Of concern to Russia was that the Eastern and Central European countries sent their foreign ministers to the conference in Warsaw. Moscow said that the Warsaw conference would create more differences in the Middle East. Russia also insisted that building a coalition against Iran would not help in resolving the crises in the Middle East .
During the conference, the US Secretary of State Mike Pompeo visited northeast Poland to witness live-fire military exercises. Pompeo aimed to signal to the Russians that Washington wanted to build up a missile defense shield in Eastern Europe, which Russian President Vladimir Putin has repeatedly condemned. The US Vice President Mike Pence said that he would ensure  President  Trump heard Poland’s request to “continue and even expand” American troop levels of around 4,500 soldiers.
A major goal at the Warsaw conference was to help Netanyahu raise his concerns over Iran’s expansion into Syria.  Beside Israel itself, it did not appear that the other participating countries in the Warsaw conference could do much about the problem.
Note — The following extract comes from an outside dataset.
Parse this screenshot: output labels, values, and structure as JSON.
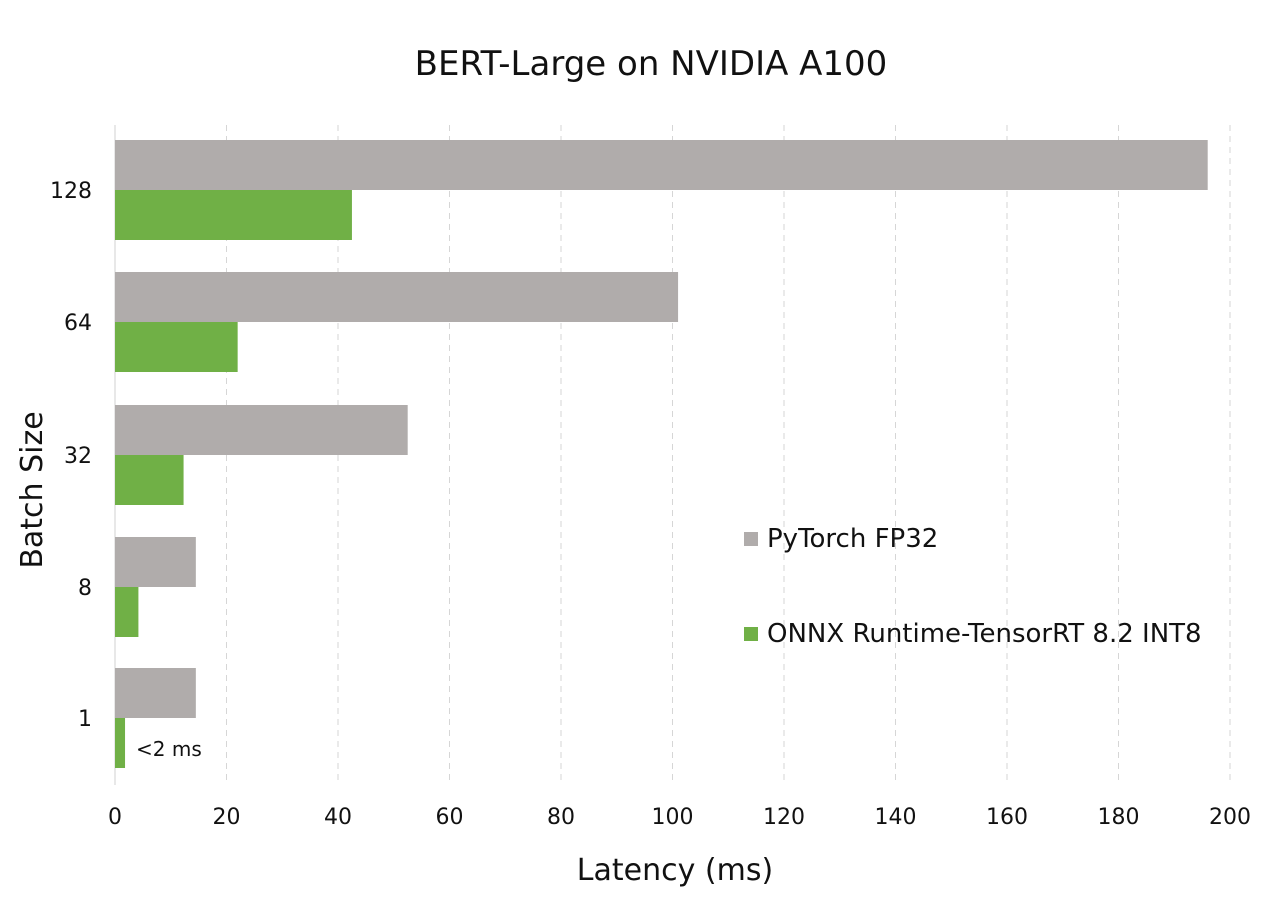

Israel has been bombing Iranian military installations in Syria.  But it was Russia that helped negotiate an agreement to push back Iranian proxies from the borders between Syria and Israel earlier this year. The US meanwhile is downsizing from 2000 to around 200 soldiers in Syria.
It was not an irony that Putin announced a summit meeting with the leaders of Iran and Turkey in Sochi last Thursday, the main day of the Warsaw conference, setting up a rival event at the same time. Rouhani attended the fourth round of the Sochi Talks on Syria together with his Russian and Turkish counterparts and was seen enjoying a friendly dinner with Putin and Erdogan as well as with Belarus’s President Alexander Lukashenko, a strong Putin ally.
At the Munich Security Conference, Zarif called the Warsaw conference a desperate move by Washington to rally an unwilling world community against Iran, and he condemned the speeches in Munich by  the US Vice President Pence and the US Secretary of State Pompeo, that urged Europe to implement the economic sanctions regime imposed by the Trump administration to isolate Iran.
Iran insists that it is time the US grasped the realities on the ground including  Tehran’s influence across the Middle East. Despite expressing alarm at Iran’s regional behavior, Europe has done next to nothing to discourage  Tehran from such behavior.
The three European parties to the Iran nuclear deal have set up a Special Purpose Vehicle (SPV) dubbed the Instrument in Support of Trade Exchanges (INSTEX) to make possible transactions with Iran despite US sanctions. Other countries like Switzerland have set up additional banking channels to Iran to deliver humanitarian goods.
It comes as no surprise, says Iran, that the Financial Action Task Force (FATF), the inter-governmental body that monitors global financing  of terrorism, has granted Iran a second extension to fix its internal laws to comply with international agreements to counter-terrorism and transnational crime. Once Iran joins FATF, any outstanding legal hurdles to do business with  Tehran would be removed unless the US sanctions regime prevails in overriding them.
To prevent drastic US action, Russia and China have made their trade with Iran contingent on its ability to conform with international standards for financial transactions. Russia is expecting INSTEX to open up trade with Iran, as are China and Turkey, Iran’s other main trading partners. Russia also says that it would continue to have nuclear cooperation with Iran, regardless of US pressures.
These measures have given Iran reason to believe that it can stall Washington’s efforts to build a strong coalition against it in the aftermath of the Warsaw conference. What is clear is that for now, Washington is also unable to impose its will on other major powers concerning trade and security that remain committed to giving Iran a chance to survive the renewed US-led sanctions regime against it.